The next step is to determine the HSP (Horizontal Shift Parameter) on the outer part of the torus. The pitch of the HCCNT will depend on the magnitude of HSP. For detail, check the papers mentioned in previous post.

Helically coiled carbon nanotube derived from torus 120

I made another HCCNT (Helically coiled carbon nanotube) derived from the parent molecule, carbon nanotorus with 120 carbon atoms yesterday.

The construction of this carbon helix is quite straightforward. First we should know that this structure can be decomposed into six strips. To simplify the weaving process, one should start from the inner part of HCCNT.

To make a helical tube, one still need to finish the remaining two strips. Particularly, we need to be careful about the relative position between two neighbored pentagons. The systematic way to generate a whole family of HCCNTs from a parent TCNT is based on the concept of horizontal shift parameters (HSP). By applying a suitable HSP, one can create a whole family of HCCNTs.
The details of structural rules of HCCNTs can be found in the following three papers we published:

Chuang, C.; Fan, Y.-C.; Jin, B.-Y.* Generalized Classification of Toroidal and Helical Carbon Nanotubes J. Chem. Info. Model. 2009, 49, 361-368.
Chuang, C; Jin, B.-Y.* Hypothetical toroidal, cylindrical, helical analogs of C60 J. Mol. Graph. Model. 2009, 28, 220-225.
Chuang, C.; Fan, Y.-C.; Jin, B.-Y. On the Possible Geometries of Helically Coiled Carbon Nanotubes J. Mol. Struct. 2012, 1008, 1-7.


In fact, Chern made a bead model of the same structure a few years ago. But in the Bridges conference held in Pecs, Hungary, I met Laura Shea and gave that model to her as a souvenir. Since then, both Chern and I didn't make any new model of helically coiled carbon nanotubes.

Eight structural types of TCNTs with latitude coordinates

Here are all eight structural types of TCNTs in the show case located in the third floor of chemistry building(NTU). Four of them belong to Dnh point group and the other four belong to Dnd group. Chern made the three in blue and white long time ago and I made the other five in red in order to have the whole set with 6mm faceted beads after I read the paper in Chem. Eur. J.

Eight structural types of TCNTs

Chern and I constructed many bead models of toroidal carbon nanotubes (TCNTs) in the last few years. We understand pretty well about the relationship among different kinds of TCNTs. Based on the spatial arrangement of 5- and 7-gons, we discovered that we can classify these achiral TCNTs into 8 structural types with well-defined latitudes and 5 other miscellaneous cases which may not have well-defined latitudes.

The eight bead models shown in the following photo are models for these eight canonical structural types.

Chern and I submitted a comment about the structural rules described in a paper by Beuerle et al to the "Chem. Eur. J." last May. After seven months of extensive review, which is much longer than the typical one to two months, our paper was rejected a few days ago.
The referee suggested us that

"A revised version of the manuscript, not criticizing the paper by Beuerle et al but instead providing a detailed and at the same time accessible account of the classification of TCNTs, might be suitable for a more specialized journal."

1. F. Beuerle, C. Herrmann, A. C. Whalley, C. Valente, A. Gamburd, M. A. Ratner, J. F. Stoddart, Optical and Vibrational Properties of Toroidal Carbon Nanotubes. Chem. Eur. J. 2011, 17, 3868-3875. See also Hot topic on carbon from Wiley-VCH.

Genus-2 TCNT

Many years ago, Chern made this genus-2 TCNT consisting basically of two 6-fold D_6h donuts. I seem to never post it here before. It should be easy to design other similar two-layer 2-dimensional structures.
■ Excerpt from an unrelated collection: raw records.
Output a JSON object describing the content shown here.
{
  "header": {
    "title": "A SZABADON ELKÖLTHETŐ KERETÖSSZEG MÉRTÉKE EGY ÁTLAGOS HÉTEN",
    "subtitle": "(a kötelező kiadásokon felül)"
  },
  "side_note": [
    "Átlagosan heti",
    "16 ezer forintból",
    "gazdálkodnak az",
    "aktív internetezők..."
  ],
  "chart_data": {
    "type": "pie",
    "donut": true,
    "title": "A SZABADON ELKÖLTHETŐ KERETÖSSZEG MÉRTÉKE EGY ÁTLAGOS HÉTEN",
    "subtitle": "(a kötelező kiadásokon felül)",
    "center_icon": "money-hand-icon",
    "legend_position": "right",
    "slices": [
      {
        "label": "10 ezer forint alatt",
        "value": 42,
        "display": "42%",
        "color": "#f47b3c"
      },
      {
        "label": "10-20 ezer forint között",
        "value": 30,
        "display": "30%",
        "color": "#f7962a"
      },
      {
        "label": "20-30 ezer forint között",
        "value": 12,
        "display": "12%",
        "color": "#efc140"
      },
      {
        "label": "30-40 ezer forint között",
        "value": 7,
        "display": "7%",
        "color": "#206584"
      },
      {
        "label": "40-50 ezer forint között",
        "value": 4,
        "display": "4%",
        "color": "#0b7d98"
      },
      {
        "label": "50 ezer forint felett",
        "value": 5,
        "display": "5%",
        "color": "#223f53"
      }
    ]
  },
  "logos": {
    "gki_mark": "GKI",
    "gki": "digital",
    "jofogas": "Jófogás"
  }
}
Two tiny T120 made by Laura Shea

Laura Shea showed me these two beautiful T120 made of tiny crystal beads in the Bridges conference. They are so small. You can really wear these two carbon nanotori as earrings.

Bridges 2011

I gave a talk this morning on the designing sculpture inspired by high-genus fullerenes with mathematical beading (pdf file) in the Bridges conference (Coimbra, Portugal).



Here are some bead models I brought to this meeting. These include three large pieces (a dodecahedra, a tetrahedron, and a trefoil knot), four TCNTs (120, 140, 240), and around 25 C60s.